Blok Mahakam untuk Pertamina: Hentikan Rekayasa Pengambilan Keputusan!

Oleh : Marwan Batubara
Direktur Eksekutif Institute Resourcess Studies (IRESS)

Menteri ESDM Jero Wacik menyatakan di Jakarta (17/7/2013) Pemerintah sedang mempertimbangkan proposal Total yang akan mengalokasikan(!) hak partisipasi Blok Mahakam sebesar 30% kepada Pertamina pada 2017. Total menawarkan masa transisi pengelolaan selama 5 tahun setelah kontrak berakhir pada 2017. IRESS bersama ribuan penandatangan Petisi Blok Mahakam, dengan ini menyatakan menolak dengan tegas proposal tersebut. IRESS meminta kepada Presiden SBY untuk segera memutuskan, bahwa sejak 1 April 2017 Blok Mahakam akan dikelola oleh Pertamina.

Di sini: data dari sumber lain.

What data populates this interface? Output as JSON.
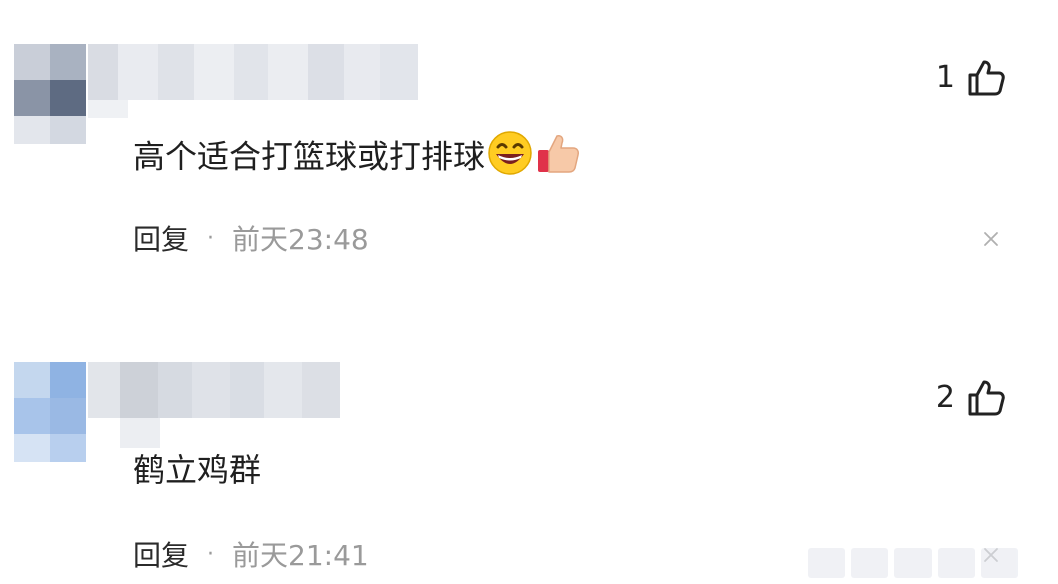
{
  "comments": [
    {
      "text": "高个适合打篮球或打排球",
      "emojis": [
        "grinning-face-emoji",
        "thumbs-up-emoji"
      ],
      "likes": "1",
      "reply_label": "回复",
      "separator": "·",
      "timestamp": "前天23:48"
    },
    {
      "text": "鹤立鸡群",
      "emojis": [],
      "likes": "2",
      "reply_label": "回复",
      "separator": "·",
      "timestamp": "前天21:41"
    }
  ],
  "icons": {
    "like": "thumbs-up-outline-icon",
    "close": "close-x-icon"
  },
  "colors": {
    "text": "#1f1f1f",
    "meta": "#9a9a9a",
    "background": "#ffffff"
  }
}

IRESS mencatat Total bersama Inpex, sejak 2007 telah puluhan kali mengajukan permintaan perpanjangan kontrak. Permintaan ini lumrah dalam KKS Migas, tetapi juga sekaligus menunjukkan Blok Mahakam masih menyimpan cadangan yang sangat besar. Sebaliknya, sejak 2008 Pertamina pun telah berkali-kali pula meminta dengan hormat kepada Pemerintah untuk mengelola Mahakam! Pertamina pernah menawar saham Total & Inpex secara business to business pada 2010. Pertamina pun telah berulang kali menegaskan kemauan dan kemampuan mengelola 100% Mahakam sejak 2017. Bahkan Menteri BUMN mendukung penuh (2/4/2013) keinginan Pertamina tersebut.

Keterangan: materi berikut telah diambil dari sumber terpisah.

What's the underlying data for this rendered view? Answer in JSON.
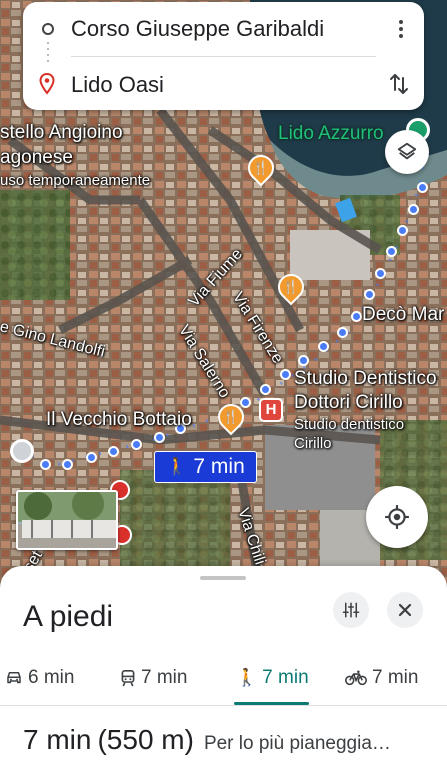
{
  "search": {
    "origin": "Corso Giuseppe Garibaldi",
    "destination": "Lido Oasi",
    "menu_icon": "more-vert-icon",
    "swap_icon": "swap-vert-icon"
  },
  "map": {
    "labels": {
      "castello_line1": "stello Angioino",
      "castello_line2": "agonese",
      "castello_line3": "uso temporaneamente",
      "lido_azzurro": "Lido Azzurro",
      "via_fiume": "Via Fiume",
      "via_firenze": "Via Firenze",
      "via_salerno": "Via Salerno",
      "gino_landolfi": "e Gino Landolfi",
      "deco_mar": "Decò Mar",
      "studio_line1": "Studio Dentistico",
      "studio_line2": "Dottori Cirillo",
      "studio_sub1": "Studio dentistico",
      "studio_sub2": "Cirillo",
      "vecchio_bottaio": "Il Vecchio Bottaio",
      "via_chili": "Via Chili",
      "lower_left": "set"
    },
    "route_time": "7 min",
    "colors": {
      "route": "#4a7cf7",
      "chip": "#1a3bd6",
      "poi": "#f29a2e",
      "hospital": "#e0463c",
      "accent_green": "#21c07a"
    }
  },
  "sheet": {
    "title": "A piedi",
    "modes": [
      {
        "name": "car",
        "icon": "car-icon",
        "label": "6 min"
      },
      {
        "name": "transit",
        "icon": "train-icon",
        "label": "7 min"
      },
      {
        "name": "walk",
        "icon": "walk-icon",
        "label": "7 min",
        "active": true
      },
      {
        "name": "bike",
        "icon": "bike-icon",
        "label": "7 min"
      }
    ],
    "summary_time": "7 min",
    "summary_distance": "(550 m)",
    "summary_desc": "Per lo più pianeggiante"
  }
}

Ternnyata Presiden SBY bergeming, meskipun dua orang menteri kabinetnya, Jero vs Dahlan, berbeda pendapat 180 derajat. IRESS menilai, SBY enggan memihak konstitusi dan kepentingan rakyat sesuai permintaan Pertamina dan Menteri BUMN. Ada apa dengan Presiden SBY yang seolah-olah terus bersembunyi, dikesankan tidak terlibat kisruh Blok Mahakam, tetapi tersirat justru cenderung mendukung Jero Wacik yang memihak asing?

Seandainya pun Pertamina menyatakan tidak mau dan tidak mampu, IRESS bersama Petitor Blok Mahakam pasti meminta Pertamina untuk mengelola blok tersebut. Sikap ini konstitusional dan pilihan yang paling menguntungkan bagi rakyat Indonesia. Sikap yang sama seharusnya ditunjukkan oleh SBY dan Jero Wacik: bahwa seandainya pun Pertamina menyatakan tidak mampu, justru sebagai kepala negara dan Menteri ESDM, SBY dan Jero Wacik harus memerintahkan dan mendukung agar Pertamina mampu mengelola Mahakam!

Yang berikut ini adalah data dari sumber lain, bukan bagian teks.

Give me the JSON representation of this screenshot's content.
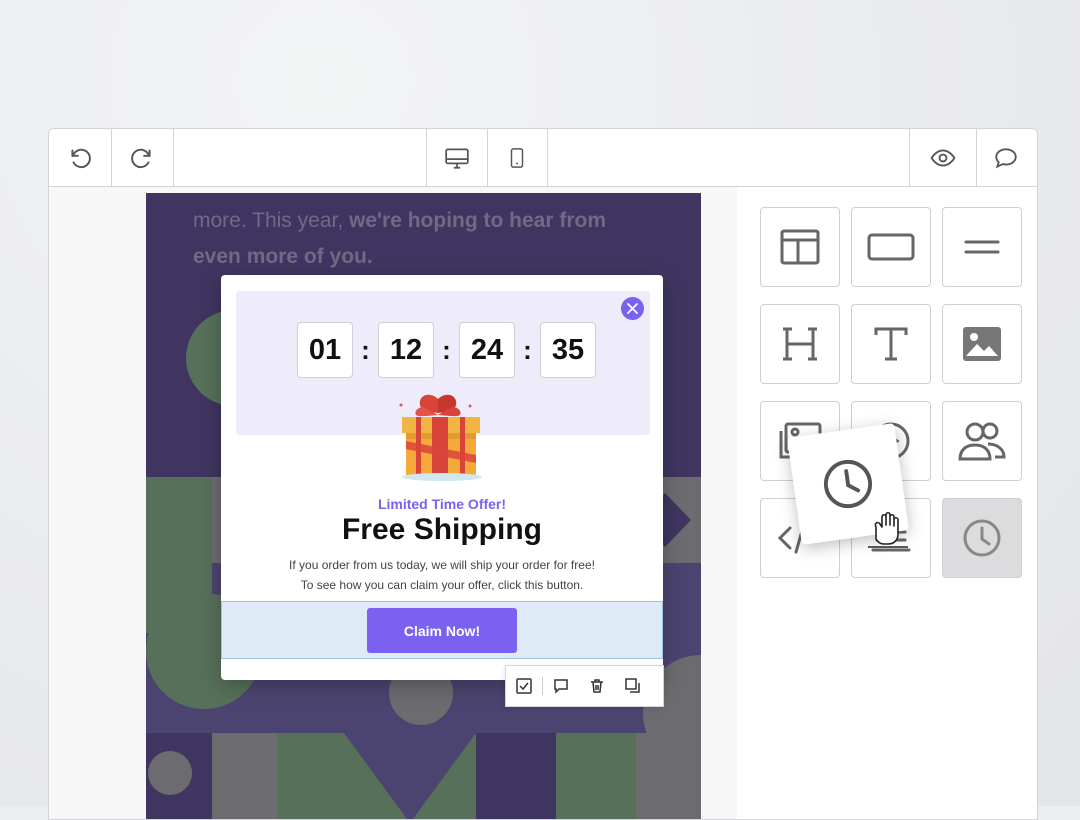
{
  "canvas": {
    "text_plain_1": "more. This year, ",
    "text_bold_1": "we're hoping to hear from",
    "text_bold_2": "even more of you."
  },
  "popup": {
    "timer": {
      "hours": "01",
      "minutes": "12",
      "seconds": "24",
      "frames": "35",
      "separator": ":"
    },
    "offer_label": "Limited Time Offer!",
    "title": "Free Shipping",
    "body_line_1": "If you order from us today, we will ship your order for free!",
    "body_line_2": "To see how you can claim your offer, click this button.",
    "cta_label": "Claim Now!"
  },
  "colors": {
    "accent": "#7b61f0",
    "canvas_bg": "#3f3560",
    "selection": "#deebf7"
  },
  "toolbar": {
    "icons": [
      "undo-icon",
      "redo-icon",
      "desktop-icon",
      "mobile-icon",
      "preview-icon",
      "comment-icon"
    ]
  },
  "blocks": [
    "layout",
    "button",
    "divider",
    "heading",
    "text",
    "image",
    "gallery",
    "video",
    "social",
    "html",
    "menu",
    "timer"
  ]
}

Sejak 2012 Jero Wacik terus mencari alasan untuk menghadang Pertamina, tetapi sekaligus berupaya “memuaskan hasrat” Total dan Inpex untuk tetap bercokol di Mahakam. Sikap ini terlihat dari “peringatan” kepada Dirut Pertamina untuk tidak meminta mengelola Mahakam, sambil mengatakan Pertamina tidak akan mampu dan dapat bangkrut jika bersikukuh. Saat itu Jero mengatakan Pemerintah telah berhitung secara rasional untuk kembali menyerahkan Blok Mahakam kepada Total dan Inpex (12/10/2012).

Karena adanya gerakan Petisi Mahakam, dukungan Menteri BUMN pada Pertamina dan dilaporkannya Jero Wacik, Susilo Wiroutomo dan Profesor Rudi Rubiandini oleh IRESS ke KPK (13/2/2013), sikap Jero sedikit berubah. Namun ternyata rakyat tetap perlu waspada. Faktanya, pada 10 April 2013 Jero menyatakan ingin menunda keputusan kontrak Mahakam sampai terpilihnya Presiden RI pada 2014. Namun Jero masih saja membuka kemungkinan dimenangkannya Total dan Inpex dengan mengatakan: "Kalau semua kondusif ya kita akan diputuskan". Kondusif bagi siapa dan untuk siapa?

Sejalan dengan sikap Jero Wacik di atas, sejak April-Mei 2013, oknum-oknum KESDM, SKK, Total, Inpex dan para pendukung meneruskan kampanye. Dikatakan bahwa sejak 2017 Blok Mahakam perlu dikelola bersama oleh Total, Inpex dan Pertamina, dan Total harus bertindak sebagai operator selama 5 tahun pertama. Kampanye ini didukung dengan isu bahwa masa transisi diperlukan, Pertamina tidak mampu secara teknis, SDM dan manajemen tidak profesional, gagal mengelola Blok West Madura Offshore dan Offshor North West Java, dsb.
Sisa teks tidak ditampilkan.